The NHS will receive a "significant increase" in its budget to coincide with the service's 70th birthday, the health secretary has said.
In an interview with the Guardian, Jeremy Hunt said Prime Minister Theresa May was "unbelievably committed" to "sustainable funding increases".
However, it is understood that the deal is still far from finalised.
It comes as NHS Trusts in England reported their financial deficits were £960m, nearly twice what was planned.
Former health minister Lord Darzi said NHS England needed £50bn more by 2030.
Mr Hunt is lobbying the prime minister for a 4% annual increase in funding to cope with added pressures.

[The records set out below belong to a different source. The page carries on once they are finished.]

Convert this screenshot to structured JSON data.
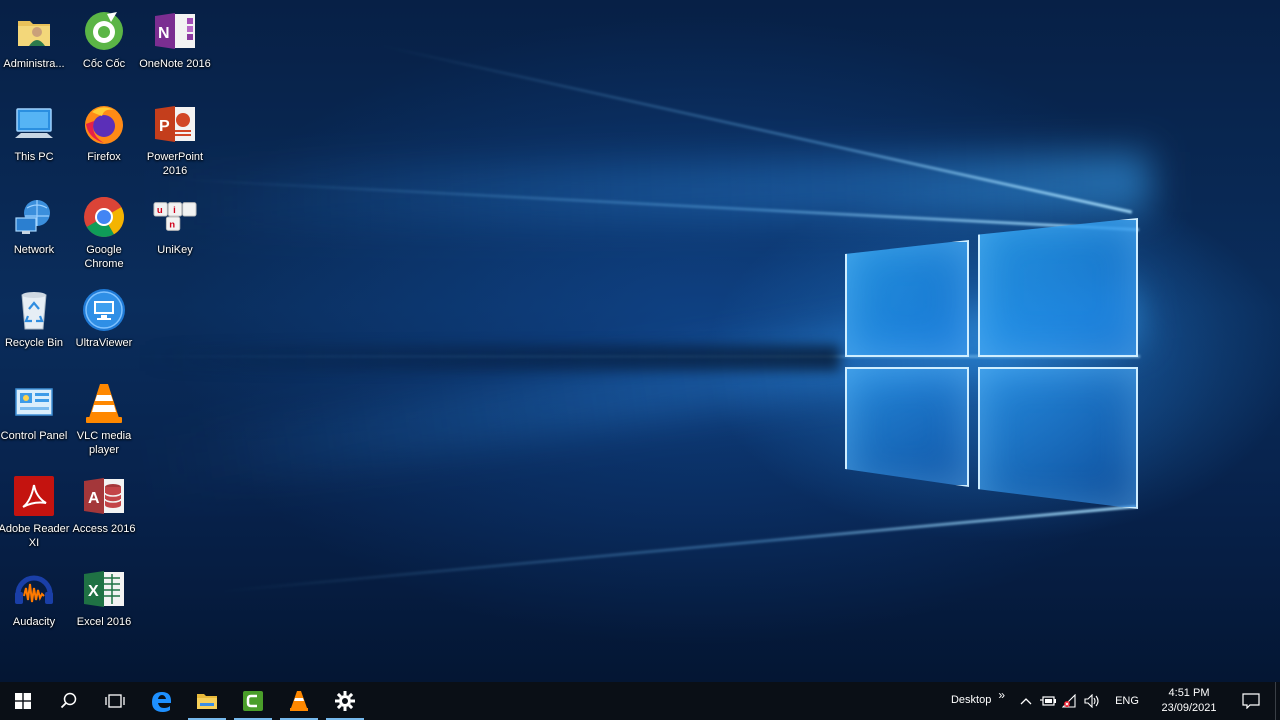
{
  "desktop": {
    "icons": [
      {
        "label": "Administra...",
        "icon": "user-folder-icon"
      },
      {
        "label": "Cốc Cốc",
        "icon": "coccoc-icon"
      },
      {
        "label": "OneNote 2016",
        "icon": "onenote-icon"
      },
      {
        "label": "This PC",
        "icon": "computer-icon"
      },
      {
        "label": "Firefox",
        "icon": "firefox-icon"
      },
      {
        "label": "PowerPoint 2016",
        "icon": "powerpoint-icon"
      },
      {
        "label": "Network",
        "icon": "network-icon"
      },
      {
        "label": "Google Chrome",
        "icon": "chrome-icon"
      },
      {
        "label": "UniKey",
        "icon": "unikey-icon"
      },
      {
        "label": "Recycle Bin",
        "icon": "recycle-bin-icon"
      },
      {
        "label": "UltraViewer",
        "icon": "ultraviewer-icon"
      },
      {
        "label": "Control Panel",
        "icon": "control-panel-icon"
      },
      {
        "label": "VLC media player",
        "icon": "vlc-icon"
      },
      {
        "label": "Adobe Reader XI",
        "icon": "adobe-reader-icon"
      },
      {
        "label": "Access 2016",
        "icon": "access-icon"
      },
      {
        "label": "Audacity",
        "icon": "audacity-icon"
      },
      {
        "label": "Excel 2016",
        "icon": "excel-icon"
      }
    ]
  },
  "taskbar": {
    "buttons": [
      {
        "icon": "windows-start-icon"
      },
      {
        "icon": "search-icon"
      },
      {
        "icon": "task-view-icon"
      },
      {
        "icon": "edge-icon"
      },
      {
        "icon": "file-explorer-icon"
      },
      {
        "icon": "camtasia-icon"
      },
      {
        "icon": "vlc-icon"
      },
      {
        "icon": "settings-gear-icon"
      }
    ],
    "desktop_toolbar_label": "Desktop",
    "toolbar_expand_glyph": "»",
    "language": "ENG",
    "time": "4:51 PM",
    "date": "23/09/2021"
  },
  "colors": {
    "accent": "#76b9ed",
    "taskbar": "#0a0f16",
    "wallpaper": "#0a2d5c"
  }
}
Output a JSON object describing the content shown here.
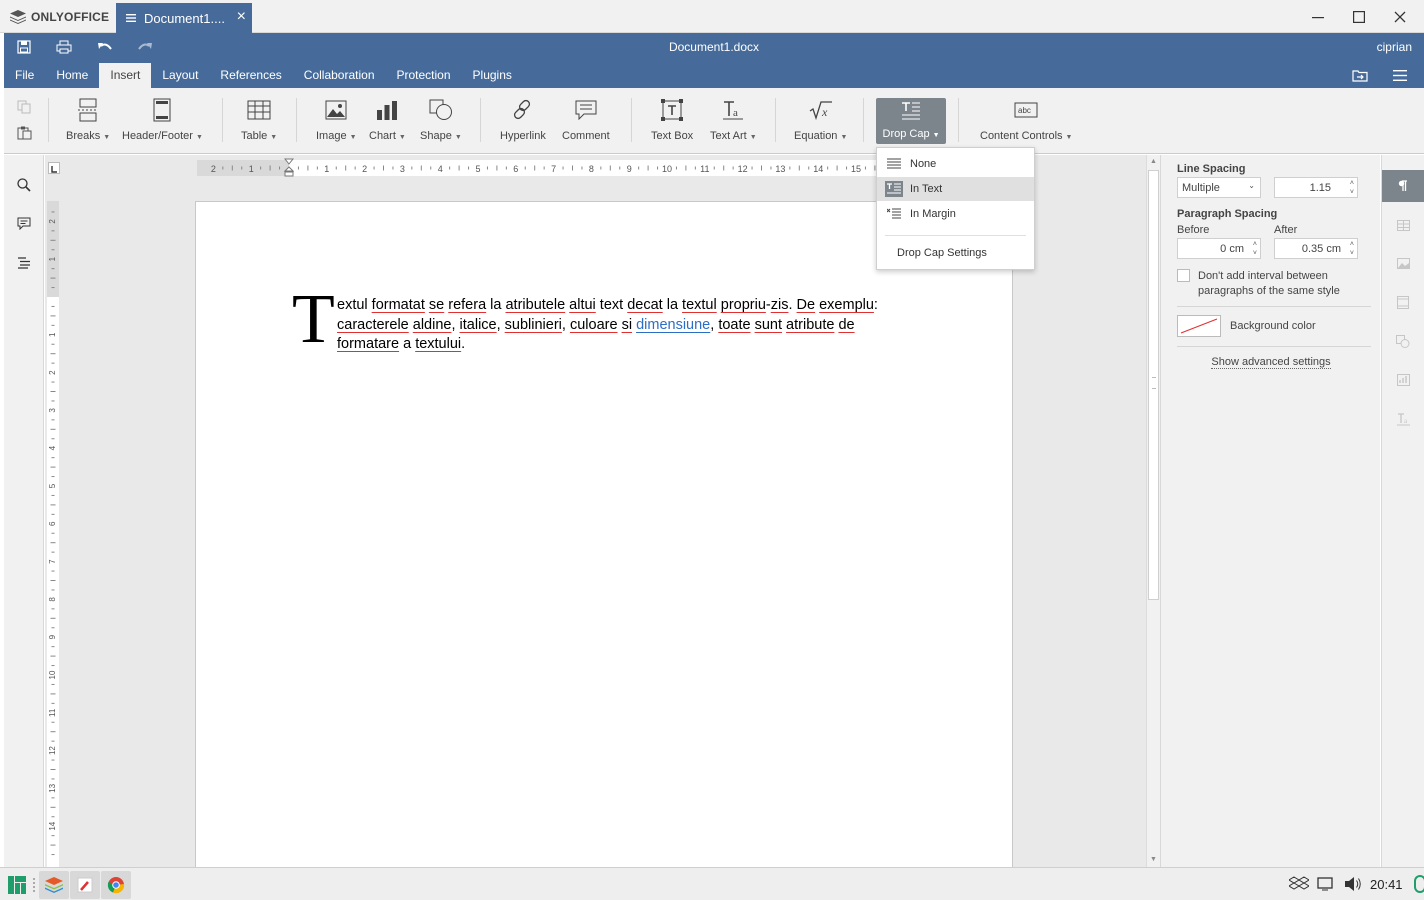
{
  "titlebar": {
    "app_name": "ONLYOFFICE",
    "tab_title": "Document1...."
  },
  "header": {
    "doc_title": "Document1.docx",
    "user": "ciprian",
    "menu": [
      "File",
      "Home",
      "Insert",
      "Layout",
      "References",
      "Collaboration",
      "Protection",
      "Plugins"
    ],
    "active_menu": "Insert"
  },
  "toolbar": {
    "breaks": "Breaks",
    "header_footer": "Header/Footer",
    "table": "Table",
    "image": "Image",
    "chart": "Chart",
    "shape": "Shape",
    "hyperlink": "Hyperlink",
    "comment": "Comment",
    "text_box": "Text Box",
    "text_art": "Text Art",
    "equation": "Equation",
    "drop_cap": "Drop Cap",
    "content_controls": "Content Controls"
  },
  "dropcap_menu": {
    "none": "None",
    "in_text": "In Text",
    "in_margin": "In Margin",
    "settings": "Drop Cap Settings",
    "selected": "In Text"
  },
  "ruler": {
    "h_ticks": [
      "2",
      "1",
      "1",
      "2",
      "3",
      "4",
      "5",
      "6",
      "7",
      "8",
      "9",
      "10",
      "11",
      "12",
      "13",
      "14",
      "15"
    ],
    "v_ticks": [
      "2",
      "1",
      "1",
      "2",
      "3",
      "4",
      "5",
      "6",
      "7",
      "8",
      "9",
      "10",
      "11",
      "12",
      "13",
      "14",
      "15"
    ]
  },
  "document": {
    "drop_cap_letter": "T",
    "line1": [
      {
        "t": "extul",
        "s": false
      },
      {
        "t": " ",
        "s": false
      },
      {
        "t": "formatat",
        "s": true
      },
      {
        "t": " ",
        "s": false
      },
      {
        "t": "se",
        "s": true
      },
      {
        "t": " ",
        "s": false
      },
      {
        "t": "refera",
        "s": true
      },
      {
        "t": " la ",
        "s": false
      },
      {
        "t": "atributele",
        "s": true
      },
      {
        "t": " ",
        "s": false
      },
      {
        "t": "altui",
        "s": true
      },
      {
        "t": " text ",
        "s": false
      },
      {
        "t": "decat",
        "s": true
      },
      {
        "t": " la ",
        "s": false
      },
      {
        "t": "textul",
        "s": true
      },
      {
        "t": " ",
        "s": false
      },
      {
        "t": "propriu",
        "s": true
      },
      {
        "t": "-",
        "s": false
      },
      {
        "t": "zis",
        "s": true
      },
      {
        "t": ". ",
        "s": false
      },
      {
        "t": "De",
        "s": true
      },
      {
        "t": " ",
        "s": false
      },
      {
        "t": "exemplu",
        "s": true
      },
      {
        "t": ":",
        "s": false
      }
    ],
    "line2": [
      {
        "t": "caracterele",
        "s": true
      },
      {
        "t": " ",
        "s": false
      },
      {
        "t": "aldine",
        "s": true
      },
      {
        "t": ", ",
        "s": false
      },
      {
        "t": "italice",
        "s": true
      },
      {
        "t": ", ",
        "s": false
      },
      {
        "t": "sublinieri",
        "s": true
      },
      {
        "t": ", ",
        "s": false
      },
      {
        "t": "culoare",
        "s": true
      },
      {
        "t": " ",
        "s": false
      },
      {
        "t": "si",
        "s": true
      },
      {
        "t": " ",
        "s": false
      },
      {
        "t": "dimensiune",
        "s": "link"
      },
      {
        "t": ", ",
        "s": false
      },
      {
        "t": "toate",
        "s": true
      },
      {
        "t": " ",
        "s": false
      },
      {
        "t": "sunt",
        "s": true
      },
      {
        "t": " ",
        "s": false
      },
      {
        "t": "atribute",
        "s": true
      },
      {
        "t": " ",
        "s": false
      },
      {
        "t": "de",
        "s": true
      }
    ],
    "line3": [
      {
        "t": "formatare",
        "s": true
      },
      {
        "t": " a ",
        "s": false
      },
      {
        "t": "textului",
        "s": true
      },
      {
        "t": ".",
        "s": false
      }
    ]
  },
  "right_panel": {
    "line_spacing_title": "Line Spacing",
    "line_spacing_mode": "Multiple",
    "line_spacing_value": "1.15",
    "paragraph_spacing_title": "Paragraph Spacing",
    "before_label": "Before",
    "after_label": "After",
    "before_value": "0 cm",
    "after_value": "0.35 cm",
    "checkbox_label_1": "Don't add interval between",
    "checkbox_label_2": "paragraphs of the same style",
    "background_color": "Background color",
    "advanced": "Show advanced settings"
  },
  "taskbar": {
    "clock": "20:41"
  },
  "colors": {
    "header_blue": "#466b9a",
    "spell_red": "#e03030",
    "link_blue": "#2d6ec5"
  }
}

But according to the Guardian, the Treasury has said anything above 2% or 2.5% is unaffordable.
Mr Hunt told the newspaper: "I've been making the NHS's case that we need significant and sustainable funding increases to meet the demographic challenges we face, and the prime minister completely appreciates that."
But Mr Hunt conceded he would not be able to boost the number of GPs in England by 5,000 by 2020.
He said: "I got quite widely ridiculed when I made the pledge in 2015. I wanted to nail my colours to the mast of getting more GPs into the system.
"But it has been harder than we thought."
According to reports in the paper the announcement of the funding increase will coincide with the 70th anniversary of the creation of the NHS on 5 July.